The accountant advised them to leave their PAYE salaries at a lower level each month in year two and to take dividends from reserves and future profits. They did this for several years and paid themselves well as the company was profitable each year.
Then something happened. The company’s biggest debtor went bust owing the company c. £158,000. Silly to let that debtor take as much credit in our view, but their view was ‘after all, the company was a well known big name customer, and we never thought it would fail’. It had been good regular business for them, so we understand why it got to be such a big debtor.

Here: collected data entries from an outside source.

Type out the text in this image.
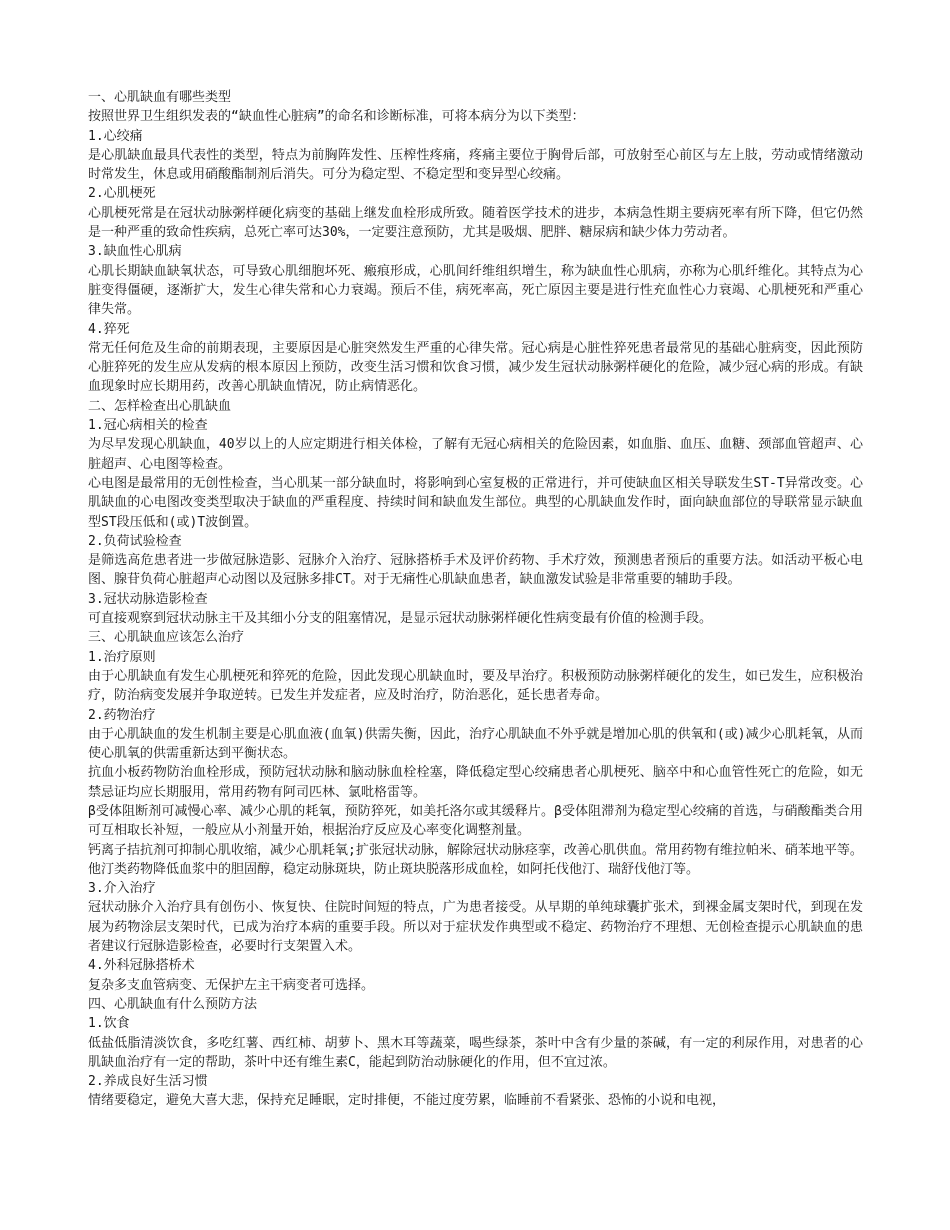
一、心肌缺血有哪些类型
按照世界卫生组织发表的“缺血性心脏病”的命名和诊断标准，可将本病分为以下类型：
1.心绞痛
是心肌缺血最具代表性的类型，特点为前胸阵发性、压榨性疼痛，疼痛主要位于胸骨后部，可放射至心前区与左上肢，劳动或情绪激动时常发生，休息或用硝酸酯制剂后消失。可分为稳定型、不稳定型和变异型心绞痛。
2.心肌梗死
心肌梗死常是在冠状动脉粥样硬化病变的基础上继发血栓形成所致。随着医学技术的进步，本病急性期主要病死率有所下降，但它仍然是一种严重的致命性疾病，总死亡率可达30%，一定要注意预防，尤其是吸烟、肥胖、糖尿病和缺少体力劳动者。
3.缺血性心肌病
心肌长期缺血缺氧状态，可导致心肌细胞坏死、瘢痕形成，心肌间纤维组织增生，称为缺血性心肌病，亦称为心肌纤维化。其特点为心脏变得僵硬，逐渐扩大，发生心律失常和心力衰竭。预后不佳，病死率高，死亡原因主要是进行性充血性心力衰竭、心肌梗死和严重心律失常。
4.猝死
常无任何危及生命的前期表现，主要原因是心脏突然发生严重的心律失常。冠心病是心脏性猝死患者最常见的基础心脏病变，因此预防心脏猝死的发生应从发病的根本原因上预防，改变生活习惯和饮食习惯，减少发生冠状动脉粥样硬化的危险，减少冠心病的形成。有缺血现象时应长期用药，改善心肌缺血情况，防止病情恶化。
二、怎样检查出心肌缺血
1.冠心病相关的检查
为尽早发现心肌缺血，40岁以上的人应定期进行相关体检，了解有无冠心病相关的危险因素，如血脂、血压、血糖、颈部血管超声、心脏超声、心电图等检查。
心电图是最常用的无创性检查，当心肌某一部分缺血时，将影响到心室复极的正常进行，并可使缺血区相关导联发生ST-T异常改变。心肌缺血的心电图改变类型取决于缺血的严重程度、持续时间和缺血发生部位。典型的心肌缺血发作时，面向缺血部位的导联常显示缺血型ST段压低和(或)T波倒置。
2.负荷试验检查
是筛选高危患者进一步做冠脉造影、冠脉介入治疗、冠脉搭桥手术及评价药物、手术疗效，预测患者预后的重要方法。如活动平板心电图、腺苷负荷心脏超声心动图以及冠脉多排CT。对于无痛性心肌缺血患者，缺血激发试验是非常重要的辅助手段。
3.冠状动脉造影检查
可直接观察到冠状动脉主干及其细小分支的阻塞情况，是显示冠状动脉粥样硬化性病变最有价值的检测手段。
三、心肌缺血应该怎么治疗
1.治疗原则
由于心肌缺血有发生心肌梗死和猝死的危险，因此发现心肌缺血时，要及早治疗。积极预防动脉粥样硬化的发生，如已发生，应积极治疗，防治病变发展并争取逆转。已发生并发症者，应及时治疗，防治恶化，延长患者寿命。
2.药物治疗
由于心肌缺血的发生机制主要是心肌血液(血氧)供需失衡，因此，治疗心肌缺血不外乎就是增加心肌的供氧和(或)减少心肌耗氧，从而使心肌氧的供需重新达到平衡状态。
抗血小板药物防治血栓形成，预防冠状动脉和脑动脉血栓栓塞，降低稳定型心绞痛患者心肌梗死、脑卒中和心血管性死亡的危险，如无禁忌证均应长期服用，常用药物有阿司匹林、氯吡格雷等。
β受体阻断剂可减慢心率、减少心肌的耗氧，预防猝死，如美托洛尔或其缓释片。β受体阻滞剂为稳定型心绞痛的首选，与硝酸酯类合用可互相取长补短，一般应从小剂量开始，根据治疗反应及心率变化调整剂量。
钙离子拮抗剂可抑制心肌收缩，减少心肌耗氧;扩张冠状动脉，解除冠状动脉痉挛，改善心肌供血。常用药物有维拉帕米、硝苯地平等。
他汀类药物降低血浆中的胆固醇，稳定动脉斑块，防止斑块脱落形成血栓，如阿托伐他汀、瑞舒伐他汀等。
3.介入治疗
冠状动脉介入治疗具有创伤小、恢复快、住院时间短的特点，广为患者接受。从早期的单纯球囊扩张术，到裸金属支架时代，到现在发展为药物涂层支架时代，已成为治疗本病的重要手段。所以对于症状发作典型或不稳定、药物治疗不理想、无创检查提示心肌缺血的患者建议行冠脉造影检查，必要时行支架置入术。
4.外科冠脉搭桥术
复杂多支血管病变、无保护左主干病变者可选择。
四、心肌缺血有什么预防方法
1.饮食
低盐低脂清淡饮食，多吃红薯、西红柿、胡萝卜、黑木耳等蔬菜，喝些绿茶，茶叶中含有少量的茶碱，有一定的利尿作用，对患者的心肌缺血治疗有一定的帮助，茶叶中还有维生素C，能起到防治动脉硬化的作用，但不宜过浓。
2.养成良好生活习惯
情绪要稳定，避免大喜大悲，保持充足睡眠，定时排便，不能过度劳累，临睡前不看紧张、恐怖的小说和电视，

The company’s failure led to a situation that was not planned for. In 2010, the company had a bad trading year on top of the customer’s insolvency, and so had to write the bad debt off. Therefore, the company made a significant loss for the year of £250,000. As a result, the balance sheet became negative, and they saw the first flashes of a cash flow crisis looming. No further dividends could be taken, and the directors now had overdrawn directors’ loan accounts to the tune of £50,000 in that accounting year that had to be paid back somehow.
Our advice in this situation would be to set out your objectives, look at the viability of the company and then make a decision to ACT.

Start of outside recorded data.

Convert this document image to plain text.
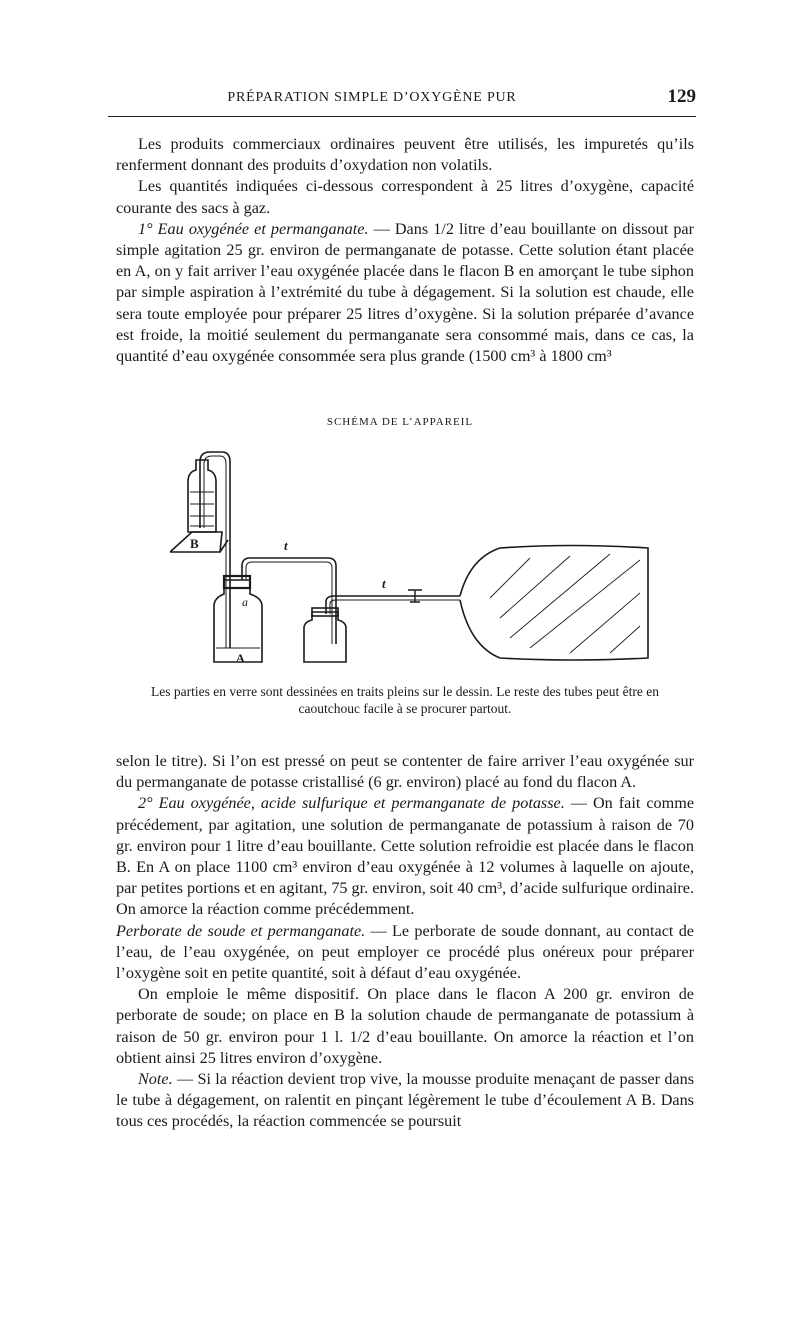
PRÉPARATION SIMPLE D’OXYGÈNE PUR	129

Les produits commerciaux ordinaires peuvent être utilisés, les impuretés qu’ils renferment donnant des produits d’oxydation non volatils.

Les quantités indiquées ci-dessous correspondent à 25 litres d’oxygène, capacité courante des sacs à gaz.

1° Eau oxygénée et permanganate. — Dans 1/2 litre d’eau bouillante on dissout par simple agitation 25 gr. environ de permanganate de potasse. Cette solution étant placée en A, on y fait arriver l’eau oxygénée placée dans le flacon B en amorçant le tube siphon par simple aspiration à l’extrémité du tube à dégagement. Si la solution est chaude, elle sera toute employée pour préparer 25 litres d’oxygène. Si la solution préparée d’avance est froide, la moitié seulement du permanganate sera consommé mais, dans ce cas, la quantité d’eau oxygénée consommée sera plus grande (1500 cm³ à 1800 cm³

SCHÉMA DE L’APPAREIL
B
A
a
t
t
Les parties en verre sont dessinées en traits pleins sur le dessin. Le reste des tubes peut être en caoutchouc facile à se procurer partout.

selon le titre). Si l’on est pressé on peut se contenter de faire arriver l’eau oxygénée sur du permanganate de potasse cristallisé (6 gr. environ) placé au fond du flacon A.

2° Eau oxygénée, acide sulfurique et permanganate de potasse. — On fait comme précédement, par agitation, une solution de permanganate de potassium à raison de 70 gr. environ pour 1 litre d’eau bouillante. Cette solution refroidie est placée dans le flacon B. En A on place 1100 cm³ environ d’eau oxygénée à 12 volumes à laquelle on ajoute, par petites portions et en agitant, 75 gr. environ, soit 40 cm³, d’acide sulfurique ordinaire. On amorce la réaction comme précédemment.

Perborate de soude et permanganate. — Le perborate de soude donnant, au contact de l’eau, de l’eau oxygénée, on peut employer ce procédé plus onéreux pour préparer l’oxygène soit en petite quantité, soit à défaut d’eau oxygénée.

On emploie le même dispositif. On place dans le flacon A 200 gr. environ de perborate de soude; on place en B la solution chaude de permanganate de potassium à raison de 50 gr. environ pour 1 l. 1/2 d’eau bouillante. On amorce la réaction et l’on obtient ainsi 25 litres environ d’oxygène.

Note. — Si la réaction devient trop vive, la mousse produite menaçant de passer dans le tube à dégagement, on ralentit en pinçant légèrement le tube d’écoulement A B. Dans tous ces procédés, la réaction commencée se poursuit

Referring back to the case study, if the company entered formal terminal insolvency like administration, receivership, voluntary liquidation or compulsory liquidation, then the insolvency practitioner/liquidator could have demanded that the directors repay the £50,000 to the company for the benefit of creditors.
The critical test of any business in trouble is viability. One bad year and a substantial bad debt did not equate to a bad business – far from it. The company in the case study showed dedicated directors and staff.

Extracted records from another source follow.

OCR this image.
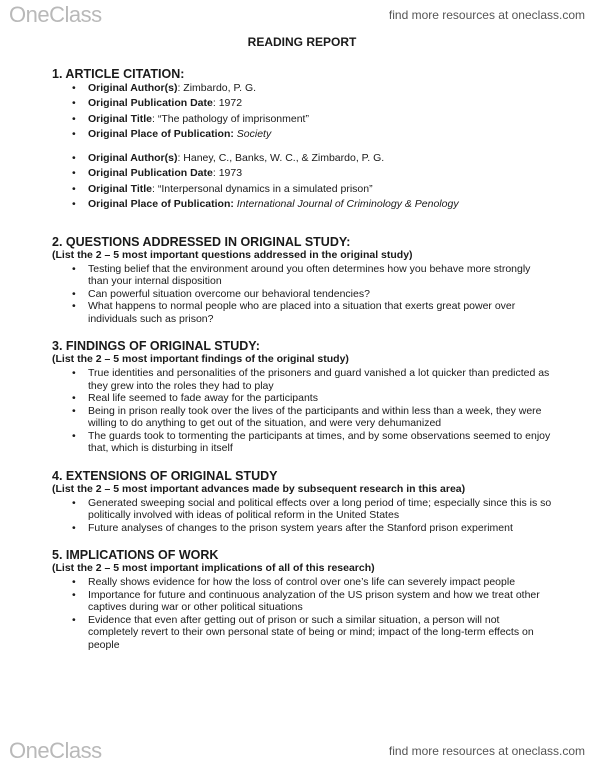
OneClass	find more resources at oneclass.com
READING REPORT
1. ARTICLE CITATION:
• Original Author(s): Zimbardo, P. G.
• Original Publication Date: 1972
• Original Title: “The pathology of imprisonment”
• Original Place of Publication: Society
• Original Author(s): Haney, C., Banks, W. C., & Zimbardo, P. G.
• Original Publication Date: 1973
• Original Title: “Interpersonal dynamics in a simulated prison”
• Original Place of Publication: International Journal of Criminology & Penology
2. QUESTIONS ADDRESSED IN ORIGINAL STUDY:
(List the 2 – 5 most important questions addressed in the original study)
• Testing belief that the environment around you often determines how you behave more strongly than your internal disposition
• Can powerful situation overcome our behavioral tendencies?
• What happens to normal people who are placed into a situation that exerts great power over individuals such as prison?
3. FINDINGS OF ORIGINAL STUDY:
(List the 2 – 5 most important findings of the original study)
• True identities and personalities of the prisoners and guard vanished a lot quicker than predicted as they grew into the roles they had to play
• Real life seemed to fade away for the participants
• Being in prison really took over the lives of the participants and within less than a week, they were willing to do anything to get out of the situation, and were very dehumanized
• The guards took to tormenting the participants at times, and by some observations seemed to enjoy that, which is disturbing in itself
4. EXTENSIONS OF ORIGINAL STUDY
(List the 2 – 5 most important advances made by subsequent research in this area)
• Generated sweeping social and political effects over a long period of time; especially since this is so politically involved with ideas of political reform in the United States
• Future analyses of changes to the prison system years after the Stanford prison experiment
5. IMPLICATIONS OF WORK
(List the 2 – 5 most important implications of all of this research)
• Really shows evidence for how the loss of control over one’s life can severely impact people
• Importance for future and continuous analyzation of the US prison system and how we treat other captives during war or other political situations
• Evidence that even after getting out of prison or such a similar situation, a person will not completely revert to their own personal state of being or mind; impact of the long-term effects on people
OneClass	find more resources at oneclass.com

In a case like this, we would recommend a CVA would be the best solution. The directors’ drawings for the current financial year were treated as being net pay through the PAYE scheme in that year because there were no distributable profits. Therefore dividends could not be paid. The prior year’s overdrawn directors’ account was repaid to the company in six months (a standard HMRC requirement) by the directors. This, of course, generates a slightly larger PAYE and NIC liability. But using the CVA, the debt would be bound by the process. Along with the reduction in employees and managers (the lost contract meant that they had too many people), the company was forecasting a modest profit at best or just below break-even at worst.
Creditors would benefit as they get a deal paying 55% of their old debt back over five years, and they kept their customer.
The benefits for the company are a downsized business, lower costs, long term survival, no lost contracts. We removed cashflow pressures while keeping the bank happy.
Directors would be able to avoid:
- Personal liability
- Business failure
- Bank personal guarantees being called up
Plus as owners of the company, they would have long term employment and a valuable future business.